スケーティング技術の指導に定評がある佐藤信夫コーチ。自身も、日本を代表する男子シングルの選手でした。1957年4月に全日本選手権で初優勝を飾ってから10連覇を成し遂げ、この記録は未だに破られていません。コーチとしては、娘の佐藤有香選手をはじめ、荒川静香選手、安藤美姫選手、村主章枝選手など、多くの日本人スケーターを指導してきた実績があります。現在は、小塚崇彦選手と浅田真央選手を主に指導。小塚選手をリンクへ送りだす際に、背中をポンポンと叩くおまじないをする姿が印象的ですね。

親子のような親密さ、山田満知子コーチ

伊藤みどり選手のコーチとして有名になった山田満知子コーチ。スケートの指導だけでなく、家庭環境に恵まれなかった伊藤選手を自宅に引き取って育てたそうです。自身は7歳でスケートを始め、インターハイ優勝、全日本選手権入賞など、主に国内で活躍した女子シングルの選手でした。現在は、村上佳菜子選手の指導を行っており、キス&クライで並んで座る2人の姿はまるで親子のような雰囲気。
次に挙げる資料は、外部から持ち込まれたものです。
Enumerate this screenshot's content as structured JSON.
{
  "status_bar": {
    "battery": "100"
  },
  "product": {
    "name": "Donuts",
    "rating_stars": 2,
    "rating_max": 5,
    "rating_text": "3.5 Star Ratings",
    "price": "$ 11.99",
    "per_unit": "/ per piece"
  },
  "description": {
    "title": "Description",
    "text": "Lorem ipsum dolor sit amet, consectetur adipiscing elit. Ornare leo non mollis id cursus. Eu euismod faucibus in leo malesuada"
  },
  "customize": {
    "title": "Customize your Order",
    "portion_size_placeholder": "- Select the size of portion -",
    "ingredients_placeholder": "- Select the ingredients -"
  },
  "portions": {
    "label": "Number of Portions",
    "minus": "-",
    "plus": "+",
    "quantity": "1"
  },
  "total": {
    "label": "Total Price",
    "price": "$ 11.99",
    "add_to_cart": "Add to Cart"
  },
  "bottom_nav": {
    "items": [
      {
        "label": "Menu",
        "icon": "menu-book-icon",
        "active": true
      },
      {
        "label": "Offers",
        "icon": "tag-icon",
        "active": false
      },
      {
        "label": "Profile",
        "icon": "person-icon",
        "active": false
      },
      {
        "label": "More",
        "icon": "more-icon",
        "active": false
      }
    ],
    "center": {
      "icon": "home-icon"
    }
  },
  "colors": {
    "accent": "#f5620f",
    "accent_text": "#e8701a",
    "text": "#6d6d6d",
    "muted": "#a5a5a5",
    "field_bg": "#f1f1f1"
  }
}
世界レベルの選手を指導する一方で、初心者の子どもたちを指導し、フィギュア人口の「底辺拡大」に情熱を注いでいます。

「チーム高橋」の要(かなめ)、長光 歌子コーチ

全日本のジュニア選手権女子シングルで優勝した経歴を持つ、長光歌子コーチ。長光コーチと高橋大輔選手が出会ったのは、高橋選手が中学2年生の時でした。仙台で行われた合宿で、小柄な身体ながら情熱的に滑る高橋選手の姿を見て、長光コーチは「日本を代表する選手になる」と直感。怪我や成績の伸び悩みなどをともに乗り越え、高橋選手が関西大学に進学して以降は、専任コーチとして共同生活を続けてきました。2010年のバンクーバー五輪の前年、それまで指導を仰いでいたニコライ・モロゾフコーチの元を離れた高橋選手を支えたのが、長光コーチを含む11人から成る「チーム高橋」です。海外のコーチに頼らず日本人の専門家だけで組まれたこのチームは、高橋選手が五輪で銅メダルをとった後、非常に話題を集めました。

フィギュアスケートを題材にしたノンフィクション、『氷上の光と影―知られざるフィギュアスケート』には、過去の名選手や各国間の水面下の争いなど、フュギュアスケートにまつわる様々な人間ドラマが満載です。来季の選手権大会が始まる秋までに読んでおけば、選手権大会からソチ五輪までの数ヶ月間をより楽しむことができるかもしれません。